El filósofo francés Michel Onfray, en su Tratado de ateología, nos brinda una muy interesante reflexión sobre lo que para él significa ser nietzscheano. Asimismo, plantea
 la tarea que le toca ejecutar hoy en día al filósofo nietzscheano en la
 elaboración de una radical transvaluación ateológica, con la finalidad 
de superar el nihilismo contemporáneo:
“Terremoto 
filosófico. Y llegó Nietzsche [...]. Y con él, el pensamiento idealista,
 espiritualista, judeocristiano, dualista, es decir, el pensamiento 
dominante, empieza a preocuparse: su monismo dionisíaco, su lógica de 
las fuerzas, su método genealógico, su ética atea, permiten vislumbrar 
una salida del cristianismo. Por primera vez, un pensamiento 
poscristiano radical y elaborado aparece en el horizonte occidental.
En broma (?), Nietzsche escribe en Ecce homo
 que él divide la historia en dos y que, a la manera de Cristo, hay un 
antes y un después de él… Al filósofo de Sils-Maria le faltan su Pablo y
 su Constantino, su viajante de comercio histérico y su emperador 
planetario para transformar su conversión en metamorfosis del universo, 
lo que no es deseable de ningún modo históricamente hablando. La 
dinamita de su pensamiento representa un peligro demasiado grande para 
esos brutos que son siempre los actores de la historia concreta.
Pero en el terreno filosófico, el padre de Zaratustra tiene razón: después de Más allá del bien y del mal y de El Anticristo,
 el mundo ideológico deja de ser el mismo. Nietzsche abre una brecha en 
el edificio judeocristiano. Sin llevar a cabo por sí solo toda la tarea 
ateológica, la hace por fin posible. De ahí surge la utilidad de
 ser nietzscheano. ¿A saber? Ser nietzscheano —lo que no quiere decir 
ser Nietzsche, como creen los imbéciles…— no es tomar por cuenta propia y
 de modo sinuoso las tesis mayores del filósofo: el resentimiento, el 
eterno retorno, el superhombre, la voluntad de poder, la fisiología del 
arte y otros grandes momentos del sistema filosófico. No hay necesidad 
—¿cuál es el interés?— de tomarse por él, creerse Nietzsche, asumir esa 
responsabilidad y luego adjudicarse todo su pensamiento. Sólo las mentes
 pequeñas imaginan eso…
Ser nietzscheano implica pensar a
 partir de él, allí donde la construcción de la filosofía quedó 
transfigurada por su pasaje. Recurrió a discípulos infieles que, por su 
sola traición, demostrarían su fidelidad, quería personas que lo 
obedecieran siguiéndose a sí mismas y a nadie más, ni siquiera a él. 
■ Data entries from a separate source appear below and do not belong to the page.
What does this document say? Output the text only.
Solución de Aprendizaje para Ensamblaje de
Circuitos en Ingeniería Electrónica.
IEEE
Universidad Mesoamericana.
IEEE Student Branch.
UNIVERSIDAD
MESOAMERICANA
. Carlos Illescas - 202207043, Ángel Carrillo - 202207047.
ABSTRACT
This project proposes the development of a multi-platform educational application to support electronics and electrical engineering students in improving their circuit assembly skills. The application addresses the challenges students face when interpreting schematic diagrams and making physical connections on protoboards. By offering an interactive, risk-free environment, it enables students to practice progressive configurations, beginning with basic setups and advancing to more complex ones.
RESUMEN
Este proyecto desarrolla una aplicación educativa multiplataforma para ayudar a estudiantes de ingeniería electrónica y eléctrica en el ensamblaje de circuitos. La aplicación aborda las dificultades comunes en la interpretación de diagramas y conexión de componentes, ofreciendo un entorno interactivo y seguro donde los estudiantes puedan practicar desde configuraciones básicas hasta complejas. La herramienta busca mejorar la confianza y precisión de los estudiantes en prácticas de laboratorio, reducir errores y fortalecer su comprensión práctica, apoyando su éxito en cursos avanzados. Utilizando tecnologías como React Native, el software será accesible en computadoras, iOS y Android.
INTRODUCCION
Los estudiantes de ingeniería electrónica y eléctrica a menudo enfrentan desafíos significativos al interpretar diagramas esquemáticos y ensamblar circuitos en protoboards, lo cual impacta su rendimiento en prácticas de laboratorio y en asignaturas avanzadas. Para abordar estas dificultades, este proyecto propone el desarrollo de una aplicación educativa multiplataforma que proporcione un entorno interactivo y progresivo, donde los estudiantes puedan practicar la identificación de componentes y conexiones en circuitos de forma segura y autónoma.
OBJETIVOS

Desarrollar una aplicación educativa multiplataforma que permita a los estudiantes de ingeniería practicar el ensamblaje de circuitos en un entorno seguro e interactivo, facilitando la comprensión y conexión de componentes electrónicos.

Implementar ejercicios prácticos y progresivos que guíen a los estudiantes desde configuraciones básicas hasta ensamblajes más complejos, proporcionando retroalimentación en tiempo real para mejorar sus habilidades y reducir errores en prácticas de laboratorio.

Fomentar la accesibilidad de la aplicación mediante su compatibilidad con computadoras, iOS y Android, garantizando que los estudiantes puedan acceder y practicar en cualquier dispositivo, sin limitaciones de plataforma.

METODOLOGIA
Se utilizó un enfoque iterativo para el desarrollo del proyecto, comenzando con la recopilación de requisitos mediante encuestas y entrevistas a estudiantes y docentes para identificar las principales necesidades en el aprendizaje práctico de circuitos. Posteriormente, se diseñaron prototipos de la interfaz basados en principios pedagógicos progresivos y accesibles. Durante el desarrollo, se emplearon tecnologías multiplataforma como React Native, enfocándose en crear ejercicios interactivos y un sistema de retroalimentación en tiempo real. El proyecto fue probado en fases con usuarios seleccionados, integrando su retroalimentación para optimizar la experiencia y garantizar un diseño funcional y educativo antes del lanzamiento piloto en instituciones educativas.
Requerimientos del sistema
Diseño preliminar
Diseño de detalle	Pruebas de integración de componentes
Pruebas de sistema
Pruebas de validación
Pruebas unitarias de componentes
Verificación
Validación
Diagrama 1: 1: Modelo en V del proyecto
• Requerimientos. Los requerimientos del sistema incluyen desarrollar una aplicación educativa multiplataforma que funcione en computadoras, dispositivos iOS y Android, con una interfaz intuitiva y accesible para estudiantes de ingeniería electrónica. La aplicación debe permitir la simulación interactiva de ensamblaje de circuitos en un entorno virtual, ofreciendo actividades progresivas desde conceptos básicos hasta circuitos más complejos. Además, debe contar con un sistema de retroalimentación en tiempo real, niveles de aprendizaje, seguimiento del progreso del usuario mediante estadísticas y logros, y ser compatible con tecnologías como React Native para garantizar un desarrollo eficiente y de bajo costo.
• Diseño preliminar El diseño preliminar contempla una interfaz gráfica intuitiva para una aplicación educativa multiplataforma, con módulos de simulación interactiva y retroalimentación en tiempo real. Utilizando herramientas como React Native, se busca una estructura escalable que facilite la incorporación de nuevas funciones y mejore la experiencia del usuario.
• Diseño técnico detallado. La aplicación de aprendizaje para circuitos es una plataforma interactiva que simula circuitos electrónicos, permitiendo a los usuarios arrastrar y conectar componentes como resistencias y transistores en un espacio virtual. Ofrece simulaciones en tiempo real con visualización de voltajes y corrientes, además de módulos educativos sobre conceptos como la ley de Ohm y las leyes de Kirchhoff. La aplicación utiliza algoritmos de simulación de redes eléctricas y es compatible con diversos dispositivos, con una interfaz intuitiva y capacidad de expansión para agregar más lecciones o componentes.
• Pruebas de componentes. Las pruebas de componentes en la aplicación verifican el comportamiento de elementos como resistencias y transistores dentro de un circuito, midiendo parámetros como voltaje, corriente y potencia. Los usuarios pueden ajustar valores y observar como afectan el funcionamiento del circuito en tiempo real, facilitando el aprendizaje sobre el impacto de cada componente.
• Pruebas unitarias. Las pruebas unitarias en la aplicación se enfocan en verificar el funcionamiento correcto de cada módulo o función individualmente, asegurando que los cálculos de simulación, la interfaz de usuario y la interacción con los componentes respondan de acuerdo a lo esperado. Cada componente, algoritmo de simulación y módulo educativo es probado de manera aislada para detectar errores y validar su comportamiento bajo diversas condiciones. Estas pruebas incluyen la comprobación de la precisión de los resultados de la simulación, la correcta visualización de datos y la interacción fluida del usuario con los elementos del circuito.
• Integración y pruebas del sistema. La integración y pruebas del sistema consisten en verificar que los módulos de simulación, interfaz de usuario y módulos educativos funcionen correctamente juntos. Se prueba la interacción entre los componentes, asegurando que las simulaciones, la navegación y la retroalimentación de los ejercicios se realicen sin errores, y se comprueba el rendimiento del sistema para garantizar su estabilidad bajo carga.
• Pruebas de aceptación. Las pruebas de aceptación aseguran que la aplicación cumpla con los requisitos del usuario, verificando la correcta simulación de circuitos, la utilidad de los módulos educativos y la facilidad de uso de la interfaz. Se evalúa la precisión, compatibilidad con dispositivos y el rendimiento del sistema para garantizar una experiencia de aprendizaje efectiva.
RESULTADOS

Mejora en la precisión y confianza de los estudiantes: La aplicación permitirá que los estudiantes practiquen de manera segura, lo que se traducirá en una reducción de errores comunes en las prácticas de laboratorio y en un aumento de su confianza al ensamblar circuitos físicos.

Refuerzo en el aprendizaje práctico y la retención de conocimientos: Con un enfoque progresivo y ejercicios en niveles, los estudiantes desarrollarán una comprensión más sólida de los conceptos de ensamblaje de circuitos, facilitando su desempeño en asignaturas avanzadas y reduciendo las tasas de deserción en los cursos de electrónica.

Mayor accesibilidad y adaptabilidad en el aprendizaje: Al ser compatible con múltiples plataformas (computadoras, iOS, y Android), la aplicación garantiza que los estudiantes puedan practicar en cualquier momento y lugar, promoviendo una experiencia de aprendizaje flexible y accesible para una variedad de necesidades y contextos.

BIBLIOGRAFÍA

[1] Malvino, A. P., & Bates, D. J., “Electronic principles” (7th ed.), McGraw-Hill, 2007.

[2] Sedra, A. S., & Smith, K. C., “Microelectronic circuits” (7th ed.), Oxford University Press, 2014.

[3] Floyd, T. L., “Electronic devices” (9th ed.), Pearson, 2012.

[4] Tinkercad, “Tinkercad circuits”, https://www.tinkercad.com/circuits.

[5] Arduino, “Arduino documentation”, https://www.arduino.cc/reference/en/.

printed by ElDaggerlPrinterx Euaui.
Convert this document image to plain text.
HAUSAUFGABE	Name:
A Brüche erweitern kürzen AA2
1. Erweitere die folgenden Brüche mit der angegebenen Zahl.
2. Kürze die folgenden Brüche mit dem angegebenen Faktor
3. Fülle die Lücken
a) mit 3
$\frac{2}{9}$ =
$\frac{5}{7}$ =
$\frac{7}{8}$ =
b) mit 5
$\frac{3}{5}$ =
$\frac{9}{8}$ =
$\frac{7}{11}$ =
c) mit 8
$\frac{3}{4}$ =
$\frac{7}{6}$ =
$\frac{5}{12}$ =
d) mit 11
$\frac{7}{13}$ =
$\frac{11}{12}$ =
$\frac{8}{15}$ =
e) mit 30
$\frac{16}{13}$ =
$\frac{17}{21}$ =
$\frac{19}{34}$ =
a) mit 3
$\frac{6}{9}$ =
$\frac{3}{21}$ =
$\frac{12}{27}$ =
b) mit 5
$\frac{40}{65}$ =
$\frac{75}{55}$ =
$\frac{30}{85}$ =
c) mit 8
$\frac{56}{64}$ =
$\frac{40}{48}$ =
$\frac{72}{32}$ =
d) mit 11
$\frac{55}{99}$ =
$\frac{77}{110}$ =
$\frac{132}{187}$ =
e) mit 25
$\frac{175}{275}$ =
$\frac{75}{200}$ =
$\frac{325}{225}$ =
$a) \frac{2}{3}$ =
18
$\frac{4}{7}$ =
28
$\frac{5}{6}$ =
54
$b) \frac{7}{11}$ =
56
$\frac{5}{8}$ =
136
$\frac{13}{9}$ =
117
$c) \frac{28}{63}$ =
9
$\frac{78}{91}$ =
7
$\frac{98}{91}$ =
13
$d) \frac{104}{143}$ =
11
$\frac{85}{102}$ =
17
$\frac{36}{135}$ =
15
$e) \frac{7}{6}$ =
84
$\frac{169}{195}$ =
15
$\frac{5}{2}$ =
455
Sobre todo, no a él. El camello, el león y el niño de Así habló Zaratustra
 enseñan una dialéctica y una poética que debe practicarse: conservarlo y
 sobrepasarlo, recordar su obra, sin duda, pero sobre todo apoyarse en 
ella como quien se apoya en una formidable palanca para mover las 
montañas filosóficas.
De ahí surge una construcción nueva y 
superior para el ateísmo: Meslier niega la divinidad, Holbach 
desarticula el cristianismo; Feuerbach deconstruye a Dios; Nietzsche
 revela la transvaluación: el ateísmo no debe funcionar como un fin 
solamente. Suprimir a Dios, desde luego, pero ¿para qué? Otra moral, 
nueva ética, valores inéditos, impensados porque son impensables, eso es
 lo que la liquidación y la superación del ateísmo permiten. Una tarea 
temible se avecina.
El Anticristo
 habla sobre el nihilismo europeo, el nuestro, por lo demás…, y propone 
una farmacopea para la patología metafísica y ontológica de nuestra 
civilización. Nietzsche da soluciones. Las conocemos y ya tienen más de 
un siglo de vida y de malentendidos. Ser nietzscheano significa 
proponer otras hipótesis, nuevas, posnietzscheanas, pero integrando su 
lucha en la cúspide. Las formas del nihilismo contemporáneo exigen más 
que nunca una transvaluación que supere, de una vez por todas, las 
soluciones y las hipótesis religiosas o laicas que surgen del 
monoteísmo. Zaratustra debe reincorporarse al servicio: sólo el ateísmo 
hace posible la salida del nihilismo.”